Residents of a city located in the southern region of China rushed to supermarkets and groceries to purchase bottled water after findings revealed high levels of cancer-causing cadmium in rivers considered as valuable sources of water supply. The health scare that hit the region during the first quarter of 2011 was one of the few health scares in the past few years.
Water pollution as a result of run offs of toxic materials coming from factories and farms has always been a pressing problem in China. The water pollution back in 2012 encouraged and inspired the push to further tighten environmental policies with the aim of cutting pollution caused by heavy metals. Despite the call for action, there have been no signs of improvement in regulating waste management especially in the highly-industrialized regions of China.
According to a study conducted in 2012, the cadmium concentration in the Longjiang River located in the Guangxi Zhuang Autonomous Region is three times over its acceptable limit. According to Xinhua, mining companies are the top suspects and root cause of water pollution in certain regions across China.
There are many problems that arise from water pollution and exposure to toxic materials as a result of industrialization. Although advanced and efficient health care is available in China, not all of its people can afford health insurance, life insurance, and other services that can help them in reducing health-related costs and expenditures. Excessive levels of cadmium that were found in Southern China were detected in natural bodies of water. An additional 80 tons of aluminum chloride were infused into the river in order to neutralize the health risks associated with cadmium exposure.

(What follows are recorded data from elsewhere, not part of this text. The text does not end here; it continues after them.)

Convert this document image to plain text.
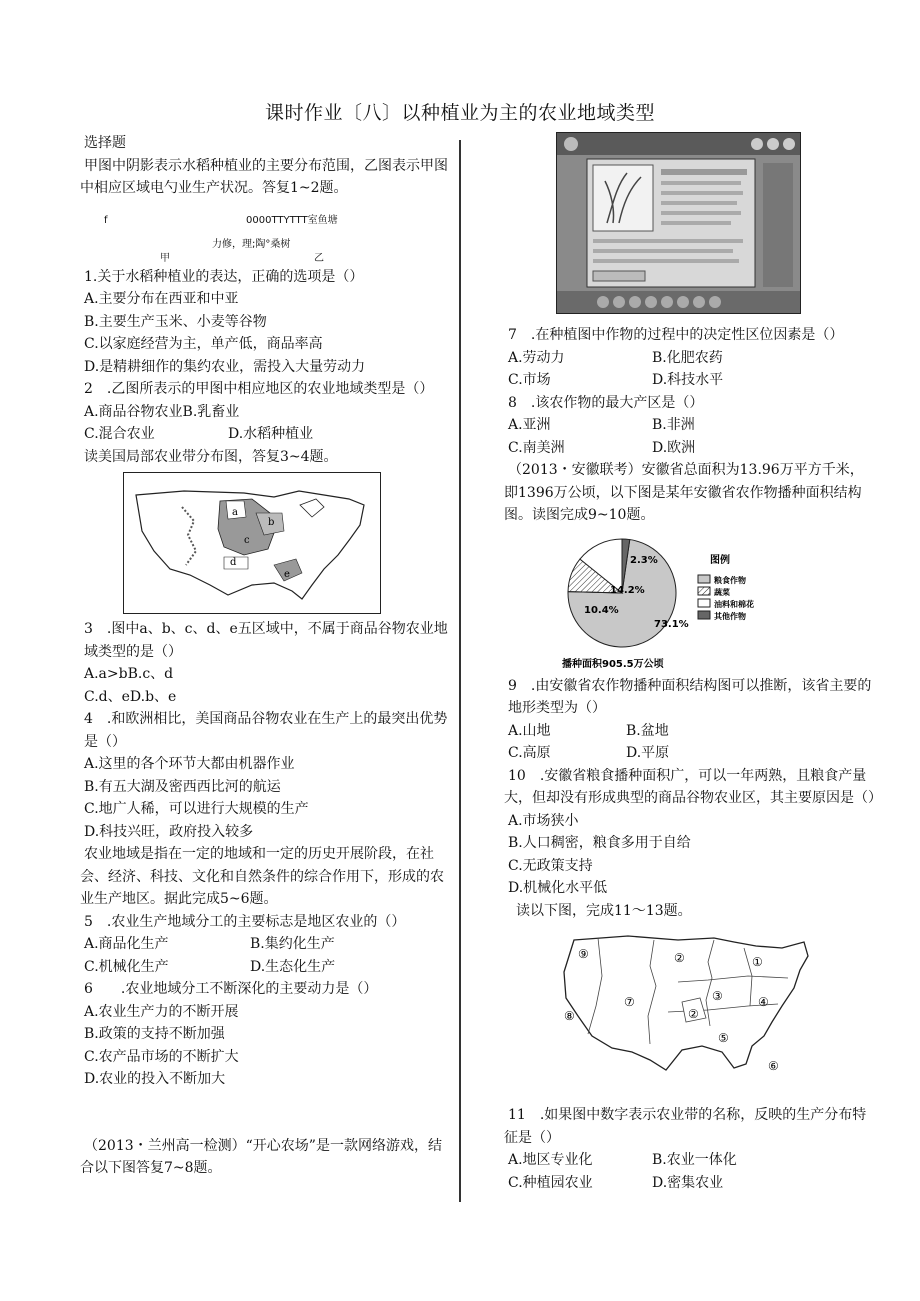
课时作业〔八〕以种植业为主的农业地域类型

选择题

甲图中阴影表示水稻种植业的主要分布范围，乙图表示甲图中相应区域电勺业生产状况。答复1~2题。

f	0000TTYTTT室鱼塘
力修，理;陶°桑树
甲	乙

1.关于水稻种植业的表达，正确的选项是（）

A.主要分布在西亚和中亚

B.主要生产玉米、小麦等谷物

C.以家庭经营为主，单产低，商品率高

D.是精耕细作的集约农业，需投入大量劳动力

2　.乙图所表示的甲图中相应地区的农业地域类型是（）

A.商品谷物农业B.乳畜业

C.混合农业	D.水稻种植业

读美国局部农业带分布图，答复3~4题。

a
b
c
d
e

3　.图中a、b、c、d、e五区域中，不属于商品谷物农业地域类型的是（）

A.a>bB.c、d

C.d、eD.b、e

4　.和欧洲相比，美国商品谷物农业在生产上的最突出优势是（）

A.这里的各个环节大都由机器作业

B.有五大湖及密西西比河的航运

C.地广人稀，可以进行大规模的生产

D.科技兴旺，政府投入较多

农业地域是指在一定的地域和一定的历史开展阶段，在社会、经济、科技、文化和自然条件的综合作用下，形成的农业生产地区。据此完成5~6题。

5　.农业生产地域分工的主要标志是地区农业的（）

A.商品化生产	B.集约化生产
C.机械化生产	D.生态化生产

6　　.农业地域分工不断深化的主要动力是（）

A.农业生产力的不断开展

B.政策的支持不断加强

C.农产品市场的不断扩大

D.农业的投入不断加大

（2013・兰州高一检测）“开心农场”是一款网络游戏，结合以下图答复7~8题。

7　.在种植图中作物的过程中的决定性区位因素是（）

A.劳动力	B.化肥农药
C.市场	D.科技水平

8　.该农作物的最大产区是（）

A.亚洲	B.非洲
C.南美洲	D.欧洲

（2013・安徽联考）安徽省总面积为13.96万平方千米，即1396万公顷，以下图是某年安徽省农作物播种面积结构图。读图完成9~10题。

73.1%
10.4%
14.2%
2.3%	图例
粮食作物
蔬菜
油料和棉花
其他作物
播种面积905.5万公顷

9　.由安徽省农作物播种面积结构图可以推断，该省主要的地形类型为（）

A.山地	B.盆地
C.高原	D.平原

10　.安徽省粮食播种面积广，可以一年两熟，且粮食产量大，但却没有形成典型的商品谷物农业区，其主要原因是（）

A.市场狭小

B.人口稠密，粮食多用于自给

C.无政策支持

D.机械化水平低

读以下图，完成11～13题。

⑨	②	①
③	④
②
⑦
⑤
⑥
⑧

11　.如果图中数字表示农业带的名称，反映的生产分布特征是（）

A.地区专业化	B.农业一体化
C.种植园农业	D.密集农业
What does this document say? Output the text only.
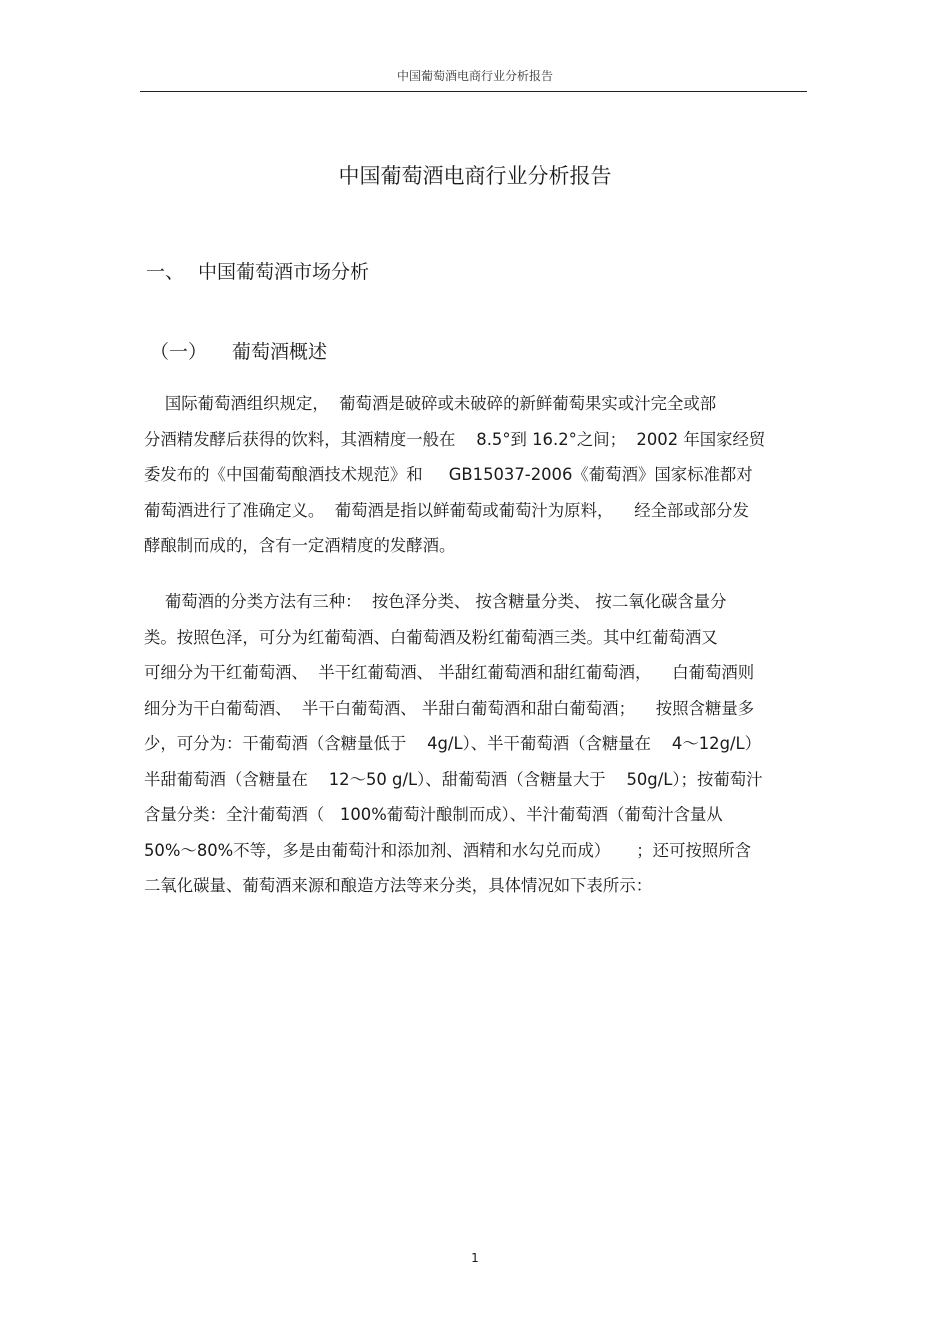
中国葡萄酒电商行业分析报告
中国葡萄酒电商行业分析报告
一、 中国葡萄酒市场分析
（一） 葡萄酒概述
国际葡萄酒组织规定，  葡萄酒是破碎或未破碎的新鲜葡萄果实或汁完全或部
分酒精发酵后获得的饮料，其酒精度一般在    8.5°到 16.2°之间；  2002 年国家经贸
委发布的《中国葡萄酿酒技术规范》和     GB15037-2006《葡萄酒》国家标准都对
葡萄酒进行了准确定义。  葡萄酒是指以鲜葡萄或葡萄汁为原料，    经全部或部分发
酵酿制而成的，含有一定酒精度的发酵酒。
葡萄酒的分类方法有三种：  按色泽分类、 按含糖量分类、 按二氧化碳含量分
类。按照色泽，可分为红葡萄酒、白葡萄酒及粉红葡萄酒三类。其中红葡萄酒又
可细分为干红葡萄酒、  半干红葡萄酒、 半甜红葡萄酒和甜红葡萄酒，    白葡萄酒则
细分为干白葡萄酒、  半干白葡萄酒、 半甜白葡萄酒和甜白葡萄酒；    按照含糖量多
少，可分为：干葡萄酒（含糖量低于    4g/L）、半干葡萄酒（含糖量在    4～12g/L）
半甜葡萄酒（含糖量在    12～50 g/L）、甜葡萄酒（含糖量大于    50g/L）；按葡萄汁
含量分类：全汁葡萄酒（   100%葡萄汁酿制而成）、半汁葡萄酒（葡萄汁含量从
50%～80%不等，多是由葡萄汁和添加剂、酒精和水勾兑而成）     ；还可按照所含
二氧化碳量、葡萄酒来源和酿造方法等来分类，具体情况如下表所示：
1
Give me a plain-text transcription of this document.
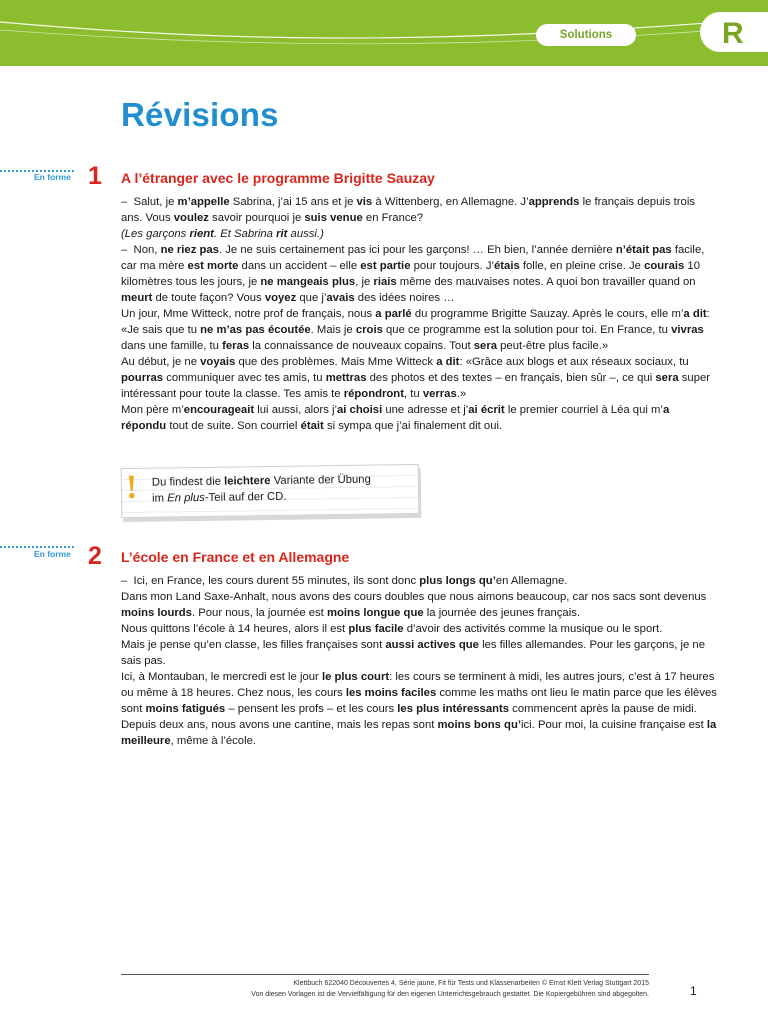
Solutions	R
Révisions
En forme 1 A l’étranger avec le programme Brigitte Sauzay

–  Salut, je m’appelle Sabrina, j’ai 15 ans et je vis à Wittenberg, en Allemagne. J’apprends le français depuis trois ans. Vous voulez savoir pourquoi je suis venue en France?

(Les garçons rient. Et Sabrina rit aussi.)

–  Non, ne riez pas. Je ne suis certainement pas ici pour les garçons! … Eh bien, l’année dernière n’était pas facile, car ma mère est morte dans un accident – elle est partie pour toujours. J’étais folle, en pleine crise. Je courais 10 kilomètres tous les jours, je ne mangeais plus, je riais même des mauvaises notes. A quoi bon travailler quand on meurt de toute façon? Vous voyez que j’avais des idées noires …

Un jour, Mme Witteck, notre prof de français, nous a parlé du programme Brigitte Sauzay. Après le cours, elle m’a dit: «Je sais que tu ne m’as pas écoutée. Mais je crois que ce programme est la solution pour toi. En France, tu vivras dans une famille, tu feras la connaissance de nouveaux copains. Tout sera peut-être plus facile.»

Au début, je ne voyais que des problèmes. Mais Mme Witteck a dit: «Grâce aux blogs et aux réseaux sociaux, tu pourras communiquer avec tes amis, tu mettras des photos et des textes – en français, bien sûr –, ce qui sera super intéressant pour toute la classe. Tes amis te répondront, tu verras.»

Mon père m’encourageait lui aussi, alors j’ai choisi une adresse et j’ai écrit le premier courriel à Léa qui m’a répondu tout de suite. Son courriel était si sympa que j’ai finalement dit oui.

! Du findest die leichtere Variante der Übung
im En plus-Teil auf der CD.
En forme 2 L’école en France et en Allemagne

–  Ici, en France, les cours durent 55 minutes, ils sont donc plus longs qu’en Allemagne.

Dans mon Land Saxe-Anhalt, nous avons des cours doubles que nous aimons beaucoup, car nos sacs sont devenus moins lourds. Pour nous, la journée est moins longue que la journée des jeunes français.

Nous quittons l’école à 14 heures, alors il est plus facile d’avoir des activités comme la musique ou le sport.

Mais je pense qu’en classe, les filles françaises sont aussi actives que les filles allemandes. Pour les garçons, je ne sais pas.

Ici, à Montauban, le mercredi est le jour le plus court: les cours se terminent à midi, les autres jours, c’est à 17 heures ou même à 18 heures. Chez nous, les cours les moins faciles comme les maths ont lieu le matin parce que les élèves sont moins fatigués – pensent les profs – et les cours les plus intéressants commencent après la pause de midi. Depuis deux ans, nous avons une cantine, mais les repas sont moins bons qu’ici. Pour moi, la cuisine française est la meilleure, même à l’école.

Klettbuch 622040 Découvertes 4, Série jaune, Fit für Tests und Klassenarbeiten © Ernst Klett Verlag Stuttgart 2015
Von diesen Vorlagen ist die Vervielfältigung für den eigenen Unterrichtsgebrauch gestattet. Die Kopiergebühren sind abgegolten.	1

Cadmium exposure is a growing public health concern in China as factories are being built across the country in the past few decades. Cadmium coming from mining companies and factories that either utilize or emit cadmium as waste product cause water pollution that result in diseases and destruction of natural resources.
Cadmium, when mixed in soil and water supply, can be absorbed by crops and aquatic life resulting in its accumulation in the human food chain. There are many health risks associated with prolonged exposure and consumption of calcium through drinking water and daily diet. For instance, cadmium is known to have rather dangerous effects on the kidney, the skeletal system, and the respiratory system. Although cadmium has always been present in nature, human activities in the form of technology and industrialization, have significantly increased these levels resulting in renal tubular dysfunction and formation of kidney stones to name a few.
The Chinese government has been pushing to reduce the negative effects of industrialization in urban cities. For instance, leaders ordered the closing and suspension of a chemical plat in central Hunan province in 2009 after receiving numerous complaints and reports of cadmium polluting their water supply.
Although Beijing has promised for better laws to regulate waste management and environmental protection, most government official still prioritize the growth of the economy and increased employment over the wellbeing of Mother Nature.